Lawrence Livermore National Laboratory

Eric Meshot

Mechanical Engineer

Biosciences and Biotechnology Division

September 23, 2021

What do you like about working at the Lab?

I like the amount of freedom I have to explore new ideas, and there is a constant flow of opportunities to learn new concepts, even new hands-on skills in the lab. I really value the diverse cross section of engineers, theoretical chemists, microbiologists, and statisticians, etc. that I get to interact with. We have world-class facilities collocated, which means we can create unique combinations of capabilities to do impactful science.

What do your day-to-day work activities include?

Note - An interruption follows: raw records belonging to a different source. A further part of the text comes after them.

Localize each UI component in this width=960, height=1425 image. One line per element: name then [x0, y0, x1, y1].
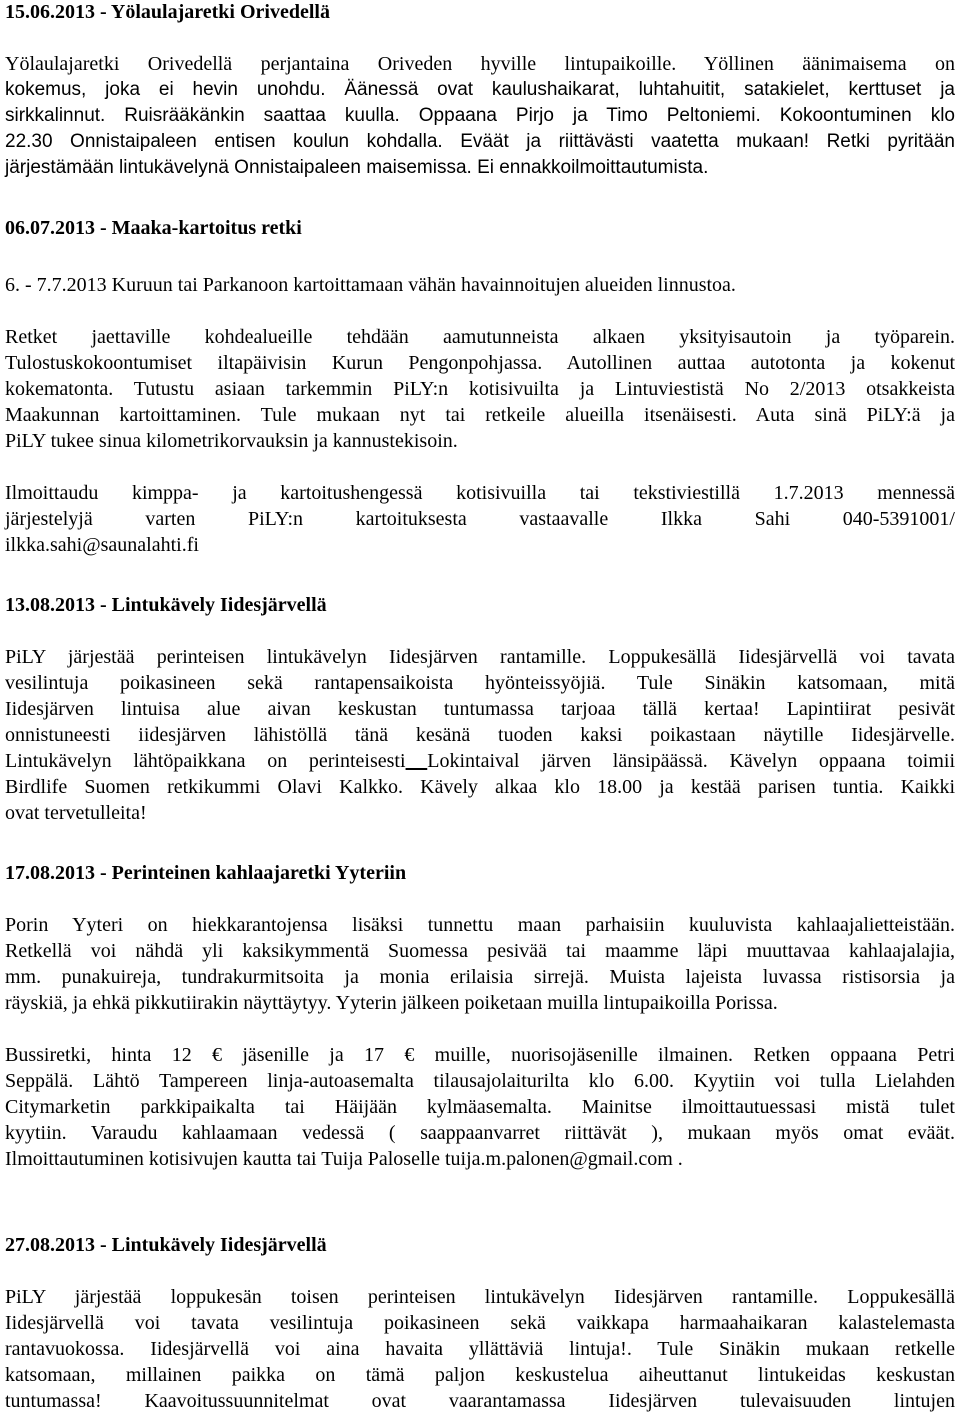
event-text-line: kokemus, joka ei hevin unohdu. Äänessä ovat kaulushaikarat, luhtahuitit, satakielet, kerttuset ja — [5, 79, 955, 100]
event-text-line: tuntumassa! Kaavoitussuunnitelmat ovat vaarantamassa Iidesjärven tulevaisuuden lintujen — [5, 1390, 955, 1412]
event-title: 06.07.2013 - Maaka-kartoitus retki — [5, 217, 302, 239]
event-text-line-with-link — [5, 748, 955, 774]
event-text-fragment: Lokintaival järven länsipäässä. Kävelyn oppaana toimii — [427, 750, 956, 772]
event-text-line: Citymarketin parkkipaikalta tai Häijään kylmäasemalta. Mainitse ilmoittautuessasi mistä tulet — [5, 1096, 955, 1118]
event-text-line: ovat tervetulleita! — [5, 802, 147, 824]
event-text-fragment: Lintukävelyn lähtöpaikkana on perinteisesti — [5, 750, 406, 772]
event-text-line: mm. punakuireja, tundrakurmitsoita ja monia erilaisia sirrejä. Muista lajeista luvassa ristisorsia ja — [5, 966, 955, 988]
event-text-line: onnistuneesti iidesjärven lähistöllä tänä kesänä tuoden kaksi poikastaan näytille Iidesjärvelle. — [5, 724, 955, 746]
event-text-line: sirkkalinnut. Ruisrääkänkin saattaa kuulla. Oppaana Pirjo ja Timo Peltoniemi. Kokoontuminen klo — [5, 105, 955, 126]
event-title: 13.08.2013 - Lintukävely Iidesjärvellä — [5, 594, 327, 616]
event-text-line: kyytiin. Varaudu kahlaamaan vedessä ( saappaanvarret riittävät ), mukaan myös omat eväät. — [5, 1122, 955, 1144]
event-text-line: Iidesjärvellä voi tavata vesilintuja poikasineen sekä vaikkapa harmaahaikaran kalastelemasta — [5, 1312, 955, 1334]
event-text-line: Yölaulajaretki Orivedellä perjantaina Oriveden hyville lintupaikoille. Yöllinen äänimaisema on — [5, 53, 955, 75]
event-text-line: räyskiä, ja ehkä pikkutiirakin näyttäytyy. Yyterin jälkeen poiketaan muilla lintupaikoilla Porissa. — [5, 992, 778, 1014]
email-link[interactable]: ilkka.sahi@saunalahti.fi — [5, 534, 199, 556]
event-text-line: Tulostuskokoontumiset iltapäivisin Kurun Pengonpohjassa. Autollinen auttaa autotonta ja kokenut — [5, 352, 955, 374]
event-text-line: rantavuokossa. Iidesjärvellä voi aina havaita yllättäviä lintuja!. Tule Sinäkin mukaan retkelle — [5, 1338, 955, 1360]
event-text-line: katsomaan, millainen paikka on tämä paljon keskustelua aiheuttanut lintukeidas keskustan — [5, 1364, 955, 1386]
event-text-line: Bussiretki, hinta 12 € jäsenille ja 17 € muille, nuorisojäsenille ilmainen. Retken oppaana Petri — [5, 1044, 955, 1066]
event-text-line: PiLY järjestää loppukesän toisen perinteisen lintukävelyn Iidesjärven rantamille. Loppukesällä — [5, 1286, 955, 1308]
event-text-line: järjestämään lintukävelynä Onnistaipaleen maisemissa. Ei ennakkoilmoittautumista. — [5, 157, 709, 178]
event-text-line: Porin Yyteri on hiekkarantojensa lisäksi tunnettu maan parhaisiin kuuluvista kahlaajalietteistään. — [5, 914, 955, 936]
event-text-line: Seppälä. Lähtö Tampereen linja-autoasemalta tilausajolaiturilta klo 6.00. Kyytiin voi tulla Lielahden — [5, 1070, 955, 1092]
event-text-line: Birdlife Suomen retkikummi Olavi Kalkko. Kävely alkaa klo 18.00 ja kestää parisen tuntia. Kaikki — [5, 776, 955, 798]
event-text-line: Iidesjärven lintuisa alue aivan keskustan tuntumassa tarjoaa tällä kertaa! Lapintiirat pesivät — [5, 698, 955, 720]
event-text-line: kokematonta. Tutustu asiaan tarkemmin PiLY:n kotisivuilta ja Lintuviestistä No 2/2013 otsakkeista — [5, 378, 955, 400]
event-text-line: Ilmoittaudu kimppa- ja kartoitushengessä kotisivuilla tai tekstiviestillä 1.7.2013 mennessä — [5, 482, 955, 504]
event-text-line: PiLY järjestää perinteisen lintukävelyn Iidesjärven rantamille. Loppukesällä Iidesjärvellä voi tavata — [5, 646, 955, 668]
event-text-line: Maakunnan kartoittaminen. Tule mukaan nyt tai retkeile alueilla itsenäisesti. Auta sinä PiLY:ä ja — [5, 404, 955, 426]
event-text-line: vesilintuja poikasineen sekä rantapensaikoista hyönteissyöjiä. Tule Sinäkin katsomaan, mitä — [5, 672, 955, 694]
event-title: 17.08.2013 - Perinteinen kahlaajaretki Yyteriin — [5, 862, 407, 884]
underlined-link-space[interactable] — [406, 750, 428, 772]
event-text-line: PiLY tukee sinua kilometrikorvauksin ja kannustekisoin. — [5, 430, 458, 452]
event-title: 15.06.2013 - Yölaulajaretki Orivedellä — [5, 1, 330, 23]
event-text-line: järjestelyjä varten PiLY:n kartoituksesta vastaavalle Ilkka Sahi 040-5391001/ — [5, 508, 955, 530]
event-text-line: 22.30 Onnistaipaleen entisen koulun kohdalla. Eväät ja riittävästi vaatetta mukaan! Retki pyritään — [5, 131, 955, 152]
event-text-line: Ilmoittautuminen kotisivujen kautta tai Tuija Paloselle tuija.m.palonen@gmail.com . — [5, 1148, 683, 1170]
event-text-line: 6. - 7.7.2013 Kuruun tai Parkanoon kartoittamaan vähän havainnoitujen alueiden linnustoa. — [5, 274, 736, 296]
event-text-line: Retkellä voi nähdä yli kaksikymmentä Suomessa pesivää tai maamme läpi muuttavaa kahlaajalajia, — [5, 940, 955, 962]
event-title: 27.08.2013 - Lintukävely Iidesjärvellä — [5, 1234, 327, 1256]
event-text-line: Retket jaettaville kohdealueille tehdään aamutunneista alkaen yksityisautoin ja työparein. — [5, 326, 955, 348]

I wear different hats at the Lab, both leading and supporting interdisciplinary teams developing novel nanocarbon materials—like carbon nanotubes—for a range of applications including gas sensors, anti-reflective surfaces, super-strong fibers, energy storage, and 3D-printed composites. I feel most at home when I am in the lab creating materials, analyzing their structures, and finding new ways to incorporate them into functional systems. Day to day, I may be operating a high-temperature reactor to grow some neat material, or I could be at a synchrotron collecting X-ray patterns, or I could be stuck in front of a computer with piles of data, spreadsheets, and emails.

What is one project you’re really proud to have worked on?

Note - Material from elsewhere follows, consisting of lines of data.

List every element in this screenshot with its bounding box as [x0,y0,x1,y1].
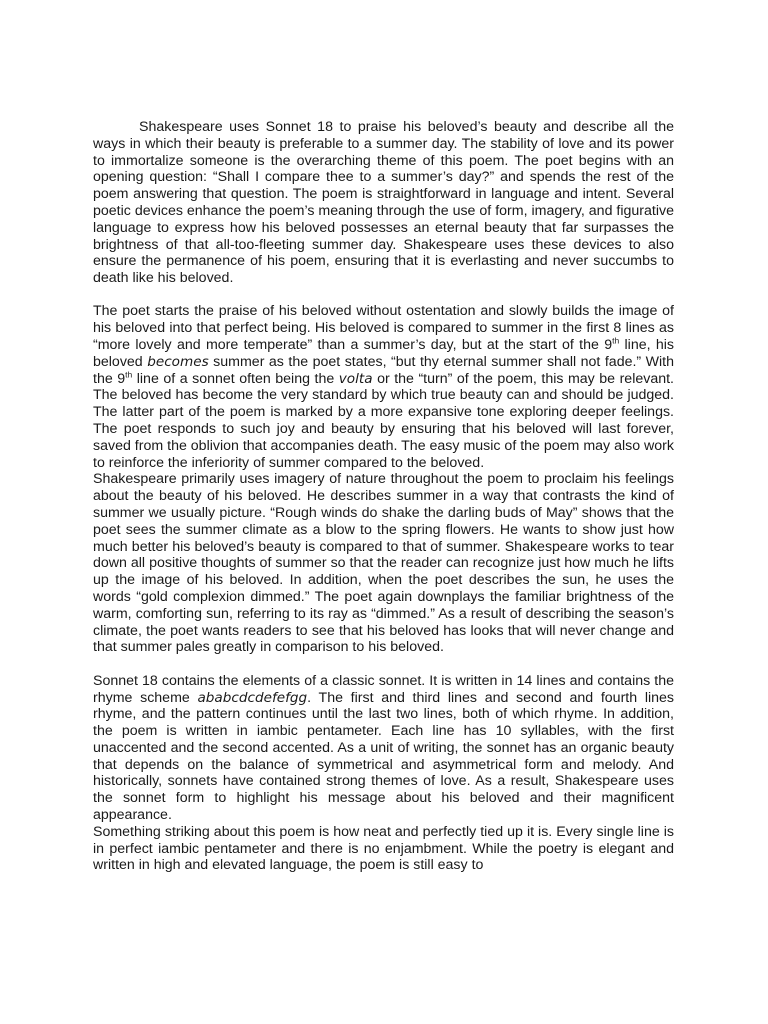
paragraph-form-text-2: . The first and third lines and second and fourth lines rhyme, and the pattern continues until the last two lines, both of which rhyme. In addition, the poem is written in iambic pentameter. Each line has 10 syllables, with the first unaccented and the second accented. As a unit of writing, the sonnet has an organic beauty that depends on the balance of symmetrical and asymmetrical form and melody. And historically, sonnets have contained strong themes of love. As a result, Shakespeare uses the sonnet form to highlight his message about his beloved and their magnificent appearance. [93,689,674,824]
italic-rhyme-scheme: ababcdcdefefgg [197,689,308,706]
paragraph-praise [93,303,674,471]
paragraph-form [93,673,674,824]
italic-becomes: becomes [147,353,209,370]
ordinal-suffix-1: th [612,335,620,346]
paragraph-intro: Shakespeare uses Sonnet 18 to praise his beloved’s beauty and describe all the ways in which their beauty is preferable to a summer day. The stability of love and its power to immortalize someone is the overarching theme of this poem. The poet begins with an opening question: “Shall I compare thee to a summer’s day?” and spends the rest of the poem answering that question. The poem is straightforward in language and intent. Several poetic devices enhance the poem’s meaning through the use of form, imagery, and figurative language to express how his beloved possesses an eternal beauty that far surpasses the brightness of that all-too-fleeting summer day. Shakespeare uses these devices to also ensure the permanence of his poem, ensuring that it is everlasting and never succumbs to death like his beloved. [93,119,674,287]
italic-volta: volta [338,370,373,387]
ordinal-suffix-2: th [125,368,133,379]
paragraph-praise-text-4: line of a sonnet often being the [132,370,339,387]
paragraph-structure: Something striking about this poem is how neat and perfectly tied up it is. Every single line is in perfect iambic pentameter and there is no enjambment. While the poetry is elegant and written in high and elevated language, the poem is still easy to [93,823,674,874]
document-page [93,119,674,874]
paragraph-praise-text-3: summer as the poet states, “but thy eternal summer shall not fade.” With the 9 [93,353,675,387]
paragraph-praise-text-5: or the “turn” of the poem, this may be relevant. The beloved has become the very standard by which true beauty can and should be judged. The latter part of the poem is marked by a more expansive tone exploring deeper feelings. The poet responds to such joy and beauty by ensuring that his beloved will last forever, saved from the oblivion that accompanies death. The easy music of the poem may also work to reinforce the inferiority of summer compared to the beloved. [93,370,675,471]
paragraph-praise-text-1: The poet starts the praise of his beloved without ostentation and slowly builds the image of his beloved into that perfect being. His beloved is compared to summer in the first 8 lines as “more lovely and more temperate” than a summer’s day, but at the start of the 9 [93,303,674,354]
paragraph-praise-text-2: line, his beloved [93,337,674,370]
paragraph-imagery: Shakespeare primarily uses imagery of nature throughout the poem to proclaim his feelings about the beauty of his beloved. He describes summer in a way that contrasts the kind of summer we usually picture. “Rough winds do shake the darling buds of May” shows that the poet sees the summer climate as a blow to the spring flowers. He wants to show just how much better his beloved’s beauty is compared to that of summer. Shakespeare works to tear down all positive thoughts of summer so that the reader can recognize just how much he lifts up the image of his beloved. In addition, when the poet describes the sun, he uses the words “gold complexion dimmed.” The poet again downplays the familiar brightness of the warm, comforting sun, referring to its ray as “dimmed.” As a result of describing the season’s climate, the poet wants readers to see that his beloved has looks that will never change and that summer pales greatly in comparison to his beloved. [93,471,674,656]
paragraph-form-text-1: Sonnet 18 contains the elements of a classic sonnet. It is written in 14 lines and contains the rhyme scheme [93,672,674,706]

I am really proud of our work investigating high-performance ionic liquid electrolytes confined inside carbon nanopores that are used in next-generation energy storage devices. We coupled synchrotron x-ray scattering and high-fidelity simulations to analyze this special class of electrolytes under confinement, enabling new insights into the exotic properties that only emerge within these exceptionally small spaces. We were able to uncover some key fundamental insights that have important practical implications, which puts us in a unique position to think more about how these insights can benefit real applications.

What is your educational or career background?

I have encountered some diverse topics in my career, which I think has helped me survive at the Lab. I studied engineering physics at the University of California at Berkeley (Go Bears!) and both materials science and engineering and mechanical engineering in graduate school at the University of Michigan (Go Blue!). Prior to joining LLNL, I was a postdoctoral fellow in nanoelectronics at IMEC in Belgium. Now I work in the BioNanomaterials Group in BBTD and wonder what other fields I can dip my toes into next.

What inspired you to go into science?

What drew me to chemistry and physics in high school was finding that there were math equations that could describe the physical world around us. My entire path from there did not reveal itself all at once, but more stepwise. I have always been driven to attack with full force that next most challenging experience ahead of me. What remains hugely challenging and captivating to me is how to engineer materials at the smallest length scales at which they are fundamentally determined, atom by atom.

What advice would you give to a new employee at the Lab?

Talk to people—not just neighbors and not just peers. My experience is that it was vital to get to know what my colleagues are good at, what science they are really interested in, and what other opportunities exist in and out of the Lab. It is also great practice for me to talk about my science to others not familiar with it. Some of my favorite projects right now were born out of key interactions with people I don’t normally work with—like trading notes with a fellow cleanroom user or bugging points of contact about who at the Lab was responding to a proposal call so I can join forces with them.

What do you do in your free time?

I really enjoy playing basketball and chess, being at the beach and biking with my family, and nearly any ridiculous game my daughter comes up with. I also love snowboarding but don’t get to do it nearly enough.